Researchers have found that sugar-sweetened beverage tax legislation has risen globally, with South Asia leading in adoption. The team links prevalence of type 2 diabetes and obesity in a country to tax adoption policies rather than sugary beverage consumption rates.
Additionally, 64 countries have passed sugar-sweetened beverage taxes for health purposes between 1990 and 2024, which involves 3.5 billion people, according to the paper by the Food is Medicine Institute at Tufts University, US.
Global authorities like the WHO and the American Heart Association continue to advocate that governments tax sugar-sweetened beverages.
Global tax prevalence
In South Asia, 50% of the countries have adopted sugar-sweetened beverage taxes, according to the first study to track these levies across 183 countries. Southwest and East Asia follow at 48%. Central Eastern Europe and Central Asia had the lowest adoption rates at 17%.
Meanwhile, 29% of high-income countries have adopted such taxes. The 34-year observational study also finds that most countries apply tax based on product price or volume, with only some linking it to sugar content.
“Surprisingly, the consumption rates of sugar-sweetened beverages had no significant relationship with whether a country chose to tax them, suggesting these decisions are driven more by disease burdens,” says the study’s first author, Lizbeth Moreno Loaeza.
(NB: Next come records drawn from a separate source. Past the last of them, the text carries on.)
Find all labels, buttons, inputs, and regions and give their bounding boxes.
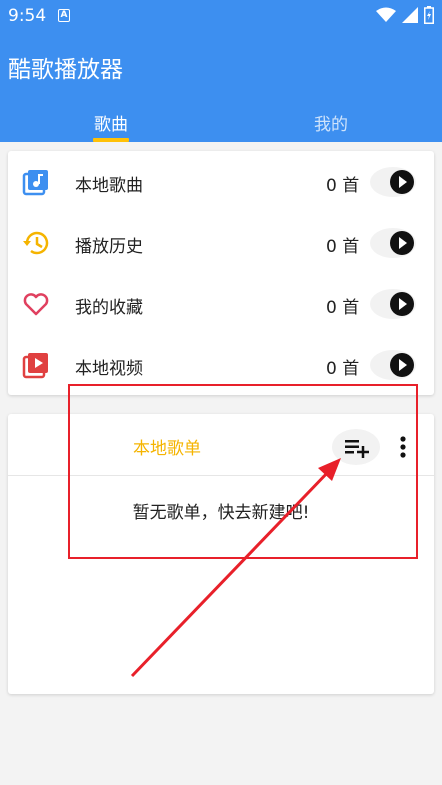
status-time: 9:54 [8,6,47,26]
list-item-local-songs[interactable]: 本地歌曲 0 首 [8,151,434,212]
signal-icon [402,7,418,23]
app-bar: 酷歌播放器 歌曲 我的 [0,32,442,142]
heart-icon [23,293,49,316]
tab-songs[interactable]: 歌曲 [61,110,161,135]
item-count: 0 首 [326,176,360,196]
library-card: 本地歌曲 0 首 播放历史 0 首 我的收藏 0 首 本地视频 0 首 [8,151,434,395]
video-icon [22,353,48,379]
app-title: 酷歌播放器 [8,57,123,83]
battery-icon [424,6,434,24]
item-label: 本地视频 [75,359,143,379]
wifi-icon [376,7,396,22]
play-button[interactable] [370,167,416,197]
status-bar: 9:54 A [0,0,442,32]
play-button[interactable] [370,350,416,380]
item-label: 本地歌曲 [75,176,143,196]
list-item-play-history[interactable]: 播放历史 0 首 [8,212,434,273]
item-count: 0 首 [326,298,360,318]
tab-indicator [93,138,129,142]
tab-mine[interactable]: 我的 [281,110,381,135]
status-icons [376,6,434,24]
item-count: 0 首 [326,359,360,379]
music-note-icon [22,170,48,196]
history-icon [23,231,49,255]
play-button[interactable] [370,228,416,258]
notification-icon: A [58,9,70,22]
play-button[interactable] [370,289,416,319]
item-count: 0 首 [326,237,360,257]
annotation-highlight-box [68,384,418,559]
item-label: 我的收藏 [75,298,143,318]
item-label: 播放历史 [75,237,143,257]
list-item-favorites[interactable]: 我的收藏 0 首 [8,273,434,334]
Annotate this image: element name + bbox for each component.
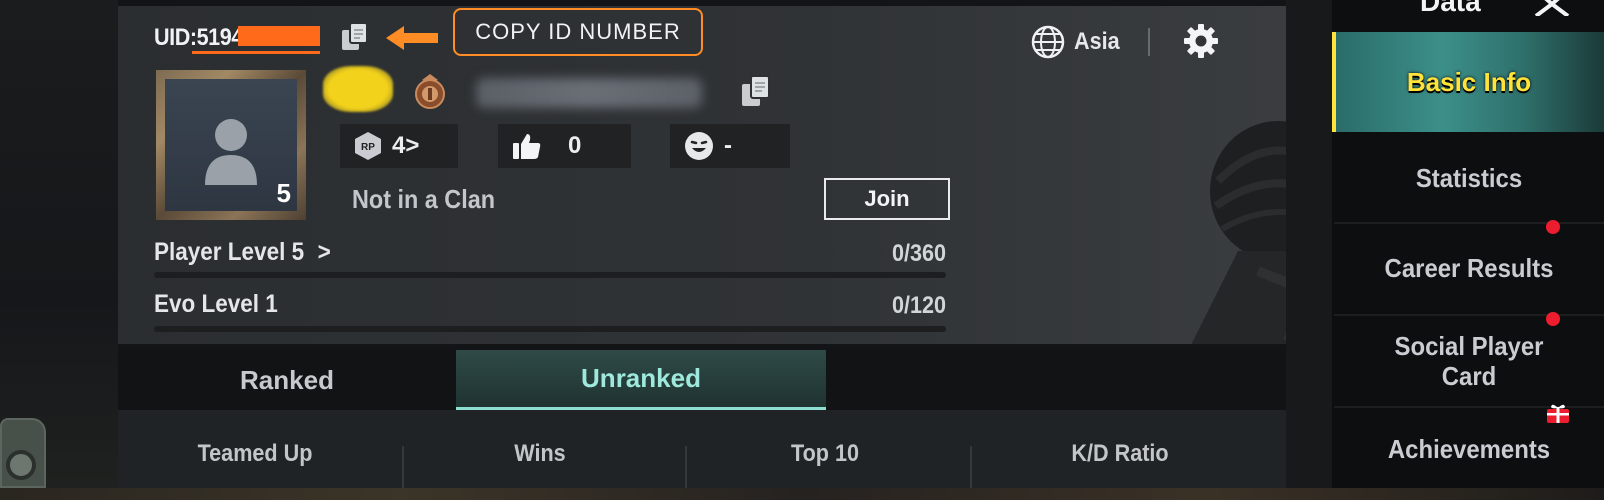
vehicle-decoration bbox=[0, 418, 46, 488]
svg-text:RP: RP bbox=[361, 142, 375, 153]
user-silhouette-icon bbox=[205, 119, 257, 185]
avatar-frame: 5 bbox=[165, 79, 297, 211]
rp-chip[interactable]: RP 4> bbox=[340, 124, 458, 168]
close-icon[interactable] bbox=[1530, 0, 1574, 16]
nav-item-basic-info[interactable]: Basic Info bbox=[1334, 32, 1604, 132]
player-level-progress: 0/360 bbox=[891, 240, 946, 267]
uid-redaction bbox=[238, 26, 320, 46]
smiley-icon bbox=[685, 132, 713, 160]
nav-title: Data bbox=[1420, 0, 1481, 17]
right-gutter bbox=[1286, 0, 1332, 500]
thumbs-up-icon bbox=[513, 134, 541, 159]
copy-id-callout: COPY ID NUMBER bbox=[453, 8, 703, 56]
copy-icon[interactable] bbox=[738, 72, 774, 110]
copy-icon[interactable] bbox=[338, 20, 372, 54]
stat-header-teamed-up: Teamed Up bbox=[197, 440, 313, 467]
rp-badge-icon: RP bbox=[355, 132, 381, 160]
avatar[interactable]: 5 bbox=[156, 70, 306, 220]
player-level-number: 5 bbox=[291, 238, 305, 266]
uid-label: UID:5194 bbox=[154, 24, 243, 51]
clan-status: Not in a Clan bbox=[352, 184, 496, 214]
player-level-arrow: > bbox=[317, 238, 331, 266]
name-redaction bbox=[323, 66, 393, 112]
evo-level-label: Evo Level 1 bbox=[154, 290, 278, 318]
uid-underline bbox=[192, 51, 320, 54]
evo-level-bar bbox=[154, 326, 946, 332]
nav-item-label: Basic Info bbox=[1406, 67, 1532, 97]
nav-item-statistics[interactable]: Statistics bbox=[1345, 134, 1593, 222]
likes-chip[interactable]: 0 bbox=[498, 124, 631, 168]
nav-active-indicator bbox=[1332, 32, 1336, 132]
arrow-left-icon bbox=[386, 26, 438, 50]
player-name-redaction bbox=[476, 78, 702, 108]
column-divider bbox=[685, 446, 687, 488]
stat-header-kd-ratio: K/D Ratio bbox=[1071, 440, 1169, 467]
rank-badge-icon[interactable] bbox=[412, 72, 448, 112]
tab-ranked[interactable]: Ranked bbox=[118, 350, 456, 410]
nav-item-label: Social Player Card bbox=[1394, 331, 1544, 391]
emote-value: - bbox=[724, 132, 732, 159]
avatar-level: 5 bbox=[276, 178, 291, 208]
nav-item-achievements[interactable]: Achievements bbox=[1345, 408, 1593, 490]
stat-header-top-10: Top 10 bbox=[790, 440, 860, 467]
gear-icon[interactable] bbox=[1182, 22, 1220, 60]
header-divider bbox=[1148, 28, 1150, 56]
column-divider bbox=[402, 446, 404, 488]
soldier-illustration bbox=[1191, 121, 1286, 344]
stat-header-wins: Wins bbox=[514, 440, 566, 467]
globe-icon[interactable] bbox=[1030, 24, 1066, 60]
column-divider bbox=[970, 446, 972, 488]
nav-item-label: Achievements bbox=[1387, 434, 1551, 464]
emote-chip[interactable]: - bbox=[670, 124, 790, 168]
likes-count: 0 bbox=[568, 132, 582, 159]
region-label[interactable]: Asia bbox=[1074, 28, 1120, 56]
nav-item-label: Statistics bbox=[1415, 163, 1523, 193]
join-clan-button[interactable]: Join bbox=[824, 178, 950, 220]
player-level-label[interactable]: Player Level 5 > bbox=[154, 238, 331, 267]
tab-unranked[interactable]: Unranked bbox=[456, 350, 826, 410]
nav-item-social-player-card[interactable]: Social Player Card bbox=[1345, 316, 1593, 406]
evo-level-progress: 0/120 bbox=[891, 292, 946, 319]
nav-item-career-results[interactable]: Career Results bbox=[1345, 224, 1593, 312]
nav-item-label: Career Results bbox=[1384, 253, 1554, 283]
rp-value: 4> bbox=[392, 132, 420, 159]
bottom-decoration bbox=[0, 488, 1604, 500]
mode-tabs: Ranked Unranked bbox=[118, 350, 1286, 410]
player-level-text: Player Level bbox=[154, 238, 286, 266]
player-level-bar bbox=[154, 272, 946, 278]
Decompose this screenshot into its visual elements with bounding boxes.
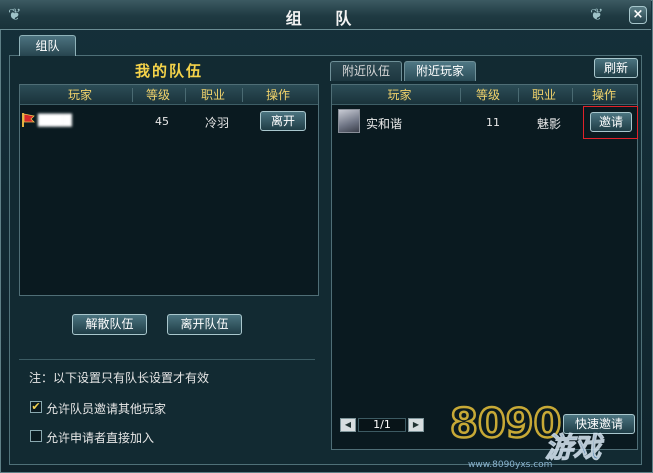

She led the work while a postdoctoral scholar at Tufts University’s Friedman School and is now at the Instituto Nacional de Ciencias Médicas y Nutrición Salvador Zubirán in Mexico.
Between 1990 and 2024, 64 countries passed sugar drink taxes for health purposes, involving 3.5 billion people.“We also found that countries with higher social and health development are less likely to adopt these taxes, regardless of their economic wealth. This may be because they generally possess more robust health systems and experience lower rates of diet-related diseases.”
Tax rates and data sets
The Lancet Global Health study details that the tax rates range from 1–34% by country and 5–17% across world regions. The Middle East and North Africa had the highest median rates.
Since only a few countries tax based on sugar content, the researchers emphasize this benchmark to be the most effective in compelling beverage companies to reduce sugar in their products.
Moreover, the study reveals that only 13% of countries allocate revenue to health programs, flagging a “missed opportunity” for doubling public benefits.
“We know these taxes work, and we now have a much clearer picture of how they are being adopted and what drives countries to do so,” says study senior author Dariush Mozaffarian, cardiologist and director of the Food is Medicine Institute.
“Nearly half of the world’s population now lives under a national sugar-sweetened beverage tax, but we found that the rates of many of these taxes remain relatively low, and that dozens of other countries, including the US, have not passed national taxes.”
He adds: “These findings highlight opportunities to continue to advance nutrition and well-being through sensible policies, like soda taxes, around the world.”
In 2025, a Tufts University and Global Dietary Database study estimated that sugar-sweetened beverages contribute to 2.2 million new diabetes cases and 1.2 million new cardiovascular disease cases annually worldwide. It underscored the need for urgent public health policies for reducing the consumption of these drinks.
The new study analyzed datasets from the Global Dietary Database, Global Burden of Disease Study, Non-Communicable Disease Risk Factor Collaboration, and the World Bank. To learn the motives behind taxing sugar-sweetened beverages, the team identified characteristics based on World Bank, WHO, and the University of North Carolina (US) data.
Sugary drinks in headlines
This year, the WHO urged tax reforms as alcohol and sugary drinks have become too affordable. Nutrition Insight spoke with the organization about the main barriers preventing countries from implementing better taxes.
Sugar-sweetened beverages might also spike anxiety in adolescents, previous research warned. Another study linked sugary soft drinks to rising oral cancer rates in women.
In response, the food ingredients industry has been increasingly innovating around sugar-reduction solutions. Ingredion recently shared its efforts to support reformulations based on growing clean label demands.